Sem a adesão voluntária dos mais novos, qual o sentido dos esforços?,

interrogam-se os professores. Sem uma sólida convicção dos mais velhos, qual a razão

para a rendição?, indagam os alunos. O resultado desse desencontro de desígnios é ora

o esmorecimento crônico (pela mão docente), ora a depredação aguda (pela mão discente) da ambiência pedagógica das salas de aula, tornadas paisagens áridas e ermas do ponto de vista intelectual.

Dessas cinco tensões derivam quatro grandes efeitos de fundo. A saber: no tocante aos profissionais, a argumentação, embalada pela alegação onipresente de desgaste ocupacional crônico, de que o campo profissional é arbitrado tão-somente pela experiência solitária de cada um em sala de aula.
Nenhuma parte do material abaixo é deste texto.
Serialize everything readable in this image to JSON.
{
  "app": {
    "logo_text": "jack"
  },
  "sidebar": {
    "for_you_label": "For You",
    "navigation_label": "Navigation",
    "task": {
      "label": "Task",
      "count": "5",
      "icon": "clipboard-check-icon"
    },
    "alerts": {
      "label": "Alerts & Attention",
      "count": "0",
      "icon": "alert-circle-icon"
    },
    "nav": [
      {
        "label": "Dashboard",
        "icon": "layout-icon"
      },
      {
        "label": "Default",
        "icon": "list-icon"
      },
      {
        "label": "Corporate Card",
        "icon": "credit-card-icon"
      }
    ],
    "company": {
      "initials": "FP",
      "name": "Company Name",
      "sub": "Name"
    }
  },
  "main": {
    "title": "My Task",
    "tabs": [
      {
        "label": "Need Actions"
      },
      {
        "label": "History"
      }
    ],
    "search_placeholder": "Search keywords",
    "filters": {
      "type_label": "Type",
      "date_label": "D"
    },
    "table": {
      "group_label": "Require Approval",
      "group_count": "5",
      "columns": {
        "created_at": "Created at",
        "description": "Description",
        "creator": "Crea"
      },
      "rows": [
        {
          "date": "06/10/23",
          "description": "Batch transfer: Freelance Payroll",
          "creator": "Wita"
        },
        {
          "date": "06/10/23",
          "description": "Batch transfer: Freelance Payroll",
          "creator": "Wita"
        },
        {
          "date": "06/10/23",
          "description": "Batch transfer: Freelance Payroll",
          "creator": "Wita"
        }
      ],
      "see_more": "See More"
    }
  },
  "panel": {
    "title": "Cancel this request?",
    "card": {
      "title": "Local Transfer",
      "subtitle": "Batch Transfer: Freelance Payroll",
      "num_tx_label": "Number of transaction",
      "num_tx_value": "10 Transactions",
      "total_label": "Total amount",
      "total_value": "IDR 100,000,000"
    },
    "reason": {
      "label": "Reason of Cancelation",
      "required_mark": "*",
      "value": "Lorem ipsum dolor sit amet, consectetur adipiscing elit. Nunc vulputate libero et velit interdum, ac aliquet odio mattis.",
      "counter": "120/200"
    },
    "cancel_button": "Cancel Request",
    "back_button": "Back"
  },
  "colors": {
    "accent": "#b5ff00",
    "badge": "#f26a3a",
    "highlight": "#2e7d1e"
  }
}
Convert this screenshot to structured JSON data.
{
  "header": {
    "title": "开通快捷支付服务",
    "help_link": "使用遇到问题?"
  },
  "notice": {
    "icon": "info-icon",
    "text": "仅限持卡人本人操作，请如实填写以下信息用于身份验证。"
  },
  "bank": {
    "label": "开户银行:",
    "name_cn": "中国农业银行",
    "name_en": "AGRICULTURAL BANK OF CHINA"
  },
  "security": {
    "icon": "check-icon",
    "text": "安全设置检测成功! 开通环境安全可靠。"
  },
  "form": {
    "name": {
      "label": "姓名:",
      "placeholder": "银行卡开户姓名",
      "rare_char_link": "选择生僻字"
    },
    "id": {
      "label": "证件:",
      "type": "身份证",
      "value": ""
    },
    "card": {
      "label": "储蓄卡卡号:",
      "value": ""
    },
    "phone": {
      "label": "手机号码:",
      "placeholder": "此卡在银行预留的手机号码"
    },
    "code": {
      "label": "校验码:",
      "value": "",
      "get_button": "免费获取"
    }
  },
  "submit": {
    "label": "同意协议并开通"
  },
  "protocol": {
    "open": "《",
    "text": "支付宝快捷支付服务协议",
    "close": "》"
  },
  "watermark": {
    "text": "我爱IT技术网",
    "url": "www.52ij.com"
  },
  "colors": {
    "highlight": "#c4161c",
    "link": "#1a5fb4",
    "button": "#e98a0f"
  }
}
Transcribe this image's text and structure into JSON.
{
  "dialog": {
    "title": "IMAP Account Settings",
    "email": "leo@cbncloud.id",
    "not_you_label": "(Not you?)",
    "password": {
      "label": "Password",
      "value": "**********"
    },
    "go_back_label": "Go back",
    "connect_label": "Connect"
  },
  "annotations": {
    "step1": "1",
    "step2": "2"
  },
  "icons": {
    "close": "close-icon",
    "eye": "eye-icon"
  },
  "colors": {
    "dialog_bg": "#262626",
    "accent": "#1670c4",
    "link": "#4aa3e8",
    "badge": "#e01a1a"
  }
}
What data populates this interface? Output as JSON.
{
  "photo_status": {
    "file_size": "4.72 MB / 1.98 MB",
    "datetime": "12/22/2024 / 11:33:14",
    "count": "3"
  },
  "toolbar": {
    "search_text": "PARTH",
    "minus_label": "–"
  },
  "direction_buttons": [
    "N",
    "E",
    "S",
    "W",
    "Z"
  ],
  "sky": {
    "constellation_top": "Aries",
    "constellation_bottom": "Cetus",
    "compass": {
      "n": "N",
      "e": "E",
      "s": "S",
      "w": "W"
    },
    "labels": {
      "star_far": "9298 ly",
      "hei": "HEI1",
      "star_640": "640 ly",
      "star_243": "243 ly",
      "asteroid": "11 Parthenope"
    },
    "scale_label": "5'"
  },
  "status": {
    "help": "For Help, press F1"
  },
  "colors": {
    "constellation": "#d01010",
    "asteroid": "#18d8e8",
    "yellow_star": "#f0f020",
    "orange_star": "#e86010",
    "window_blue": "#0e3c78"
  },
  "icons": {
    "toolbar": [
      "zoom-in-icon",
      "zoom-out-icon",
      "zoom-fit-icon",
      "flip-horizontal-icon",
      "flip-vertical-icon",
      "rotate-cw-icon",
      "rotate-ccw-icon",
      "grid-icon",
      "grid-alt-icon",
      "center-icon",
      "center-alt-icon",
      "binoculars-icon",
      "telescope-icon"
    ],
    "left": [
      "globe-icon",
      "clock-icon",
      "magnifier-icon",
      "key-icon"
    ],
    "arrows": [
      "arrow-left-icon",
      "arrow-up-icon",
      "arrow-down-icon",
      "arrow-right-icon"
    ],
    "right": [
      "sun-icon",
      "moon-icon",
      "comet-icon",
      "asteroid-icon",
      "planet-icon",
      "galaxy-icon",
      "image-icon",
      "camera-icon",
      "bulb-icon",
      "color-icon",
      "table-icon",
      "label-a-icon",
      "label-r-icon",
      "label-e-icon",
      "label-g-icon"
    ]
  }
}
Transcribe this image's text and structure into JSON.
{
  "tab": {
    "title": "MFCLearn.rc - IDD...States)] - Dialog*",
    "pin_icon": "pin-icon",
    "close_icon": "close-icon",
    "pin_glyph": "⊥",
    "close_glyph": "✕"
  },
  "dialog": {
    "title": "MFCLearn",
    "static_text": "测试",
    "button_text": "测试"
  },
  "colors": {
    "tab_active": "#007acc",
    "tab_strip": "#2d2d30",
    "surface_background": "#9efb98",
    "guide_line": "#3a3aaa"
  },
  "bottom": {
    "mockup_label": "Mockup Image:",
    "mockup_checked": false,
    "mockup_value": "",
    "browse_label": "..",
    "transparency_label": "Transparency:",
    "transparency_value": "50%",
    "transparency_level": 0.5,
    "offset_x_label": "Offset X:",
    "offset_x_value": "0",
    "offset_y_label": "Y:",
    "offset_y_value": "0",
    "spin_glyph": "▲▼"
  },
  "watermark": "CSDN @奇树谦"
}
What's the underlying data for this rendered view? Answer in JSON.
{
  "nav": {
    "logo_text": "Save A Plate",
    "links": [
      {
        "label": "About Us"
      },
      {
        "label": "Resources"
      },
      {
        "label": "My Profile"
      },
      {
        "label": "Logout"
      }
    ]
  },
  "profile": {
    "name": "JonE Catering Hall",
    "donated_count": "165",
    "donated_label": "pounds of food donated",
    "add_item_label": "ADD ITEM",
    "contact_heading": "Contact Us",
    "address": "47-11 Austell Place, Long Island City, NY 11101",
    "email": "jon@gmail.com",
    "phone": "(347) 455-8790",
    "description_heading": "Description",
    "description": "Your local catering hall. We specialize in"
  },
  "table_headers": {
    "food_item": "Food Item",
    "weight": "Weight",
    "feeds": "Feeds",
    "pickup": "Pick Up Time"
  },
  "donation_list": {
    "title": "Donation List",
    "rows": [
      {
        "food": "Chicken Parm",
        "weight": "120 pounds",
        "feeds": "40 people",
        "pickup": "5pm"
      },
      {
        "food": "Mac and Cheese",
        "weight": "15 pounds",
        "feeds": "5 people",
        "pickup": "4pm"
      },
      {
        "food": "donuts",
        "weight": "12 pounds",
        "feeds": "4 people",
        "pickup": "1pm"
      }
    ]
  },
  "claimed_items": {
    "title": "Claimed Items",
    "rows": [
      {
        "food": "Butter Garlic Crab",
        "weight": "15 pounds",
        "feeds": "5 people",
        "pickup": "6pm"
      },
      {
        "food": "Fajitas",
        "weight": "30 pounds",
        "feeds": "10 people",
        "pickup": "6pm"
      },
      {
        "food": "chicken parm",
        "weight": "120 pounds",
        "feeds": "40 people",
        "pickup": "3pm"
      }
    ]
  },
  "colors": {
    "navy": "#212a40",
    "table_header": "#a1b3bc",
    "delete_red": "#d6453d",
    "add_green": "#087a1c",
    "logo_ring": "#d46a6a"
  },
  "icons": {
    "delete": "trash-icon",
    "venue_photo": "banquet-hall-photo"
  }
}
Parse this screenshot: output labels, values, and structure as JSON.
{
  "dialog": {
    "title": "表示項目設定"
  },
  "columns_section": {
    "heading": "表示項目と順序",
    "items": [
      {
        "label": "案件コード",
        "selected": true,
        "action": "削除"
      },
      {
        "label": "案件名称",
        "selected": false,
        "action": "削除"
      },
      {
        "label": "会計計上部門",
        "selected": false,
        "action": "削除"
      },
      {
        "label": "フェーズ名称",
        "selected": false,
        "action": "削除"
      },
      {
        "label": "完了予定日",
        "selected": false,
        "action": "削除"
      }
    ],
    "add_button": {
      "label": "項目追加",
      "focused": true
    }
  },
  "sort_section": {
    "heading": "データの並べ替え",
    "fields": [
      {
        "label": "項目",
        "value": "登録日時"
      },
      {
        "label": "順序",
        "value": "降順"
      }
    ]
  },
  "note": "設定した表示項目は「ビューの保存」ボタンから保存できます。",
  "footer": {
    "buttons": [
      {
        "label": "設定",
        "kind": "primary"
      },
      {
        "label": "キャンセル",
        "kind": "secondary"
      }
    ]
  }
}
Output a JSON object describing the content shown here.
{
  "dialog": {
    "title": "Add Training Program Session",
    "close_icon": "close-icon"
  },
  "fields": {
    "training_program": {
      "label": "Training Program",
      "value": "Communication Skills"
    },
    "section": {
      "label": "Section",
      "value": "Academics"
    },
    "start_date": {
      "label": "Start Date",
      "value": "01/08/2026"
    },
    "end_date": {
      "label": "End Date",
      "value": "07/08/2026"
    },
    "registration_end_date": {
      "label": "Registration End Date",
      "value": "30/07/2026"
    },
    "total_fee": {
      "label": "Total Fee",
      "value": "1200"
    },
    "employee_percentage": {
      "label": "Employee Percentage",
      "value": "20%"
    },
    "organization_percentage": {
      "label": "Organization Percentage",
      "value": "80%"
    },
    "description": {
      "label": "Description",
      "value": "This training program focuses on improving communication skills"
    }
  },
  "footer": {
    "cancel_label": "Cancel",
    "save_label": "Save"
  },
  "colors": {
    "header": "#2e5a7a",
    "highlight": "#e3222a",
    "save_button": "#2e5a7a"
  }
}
Na esfera técnico-pedagógica, o advento do espontaneísmo e do vale-tudo metodológicos. No plano político, a ascensão crescente da privatização e da deslaicização do ensino. No âmbito ético, por fim, o desapego progressivo em relação às novas gerações e às especificidades do ato de educar com vigor e com responsabilidade.

Tais efeitos seriam chancelados pela sensação aguda de oscilação constante ou, no limite, de desregulamentação, como a entende Zygmunt Bauman (1998): uma aceleração dos processos de desencaixe dos modos de vida que nos ensinaram um dia a ser quem éramos e que já não somos mais.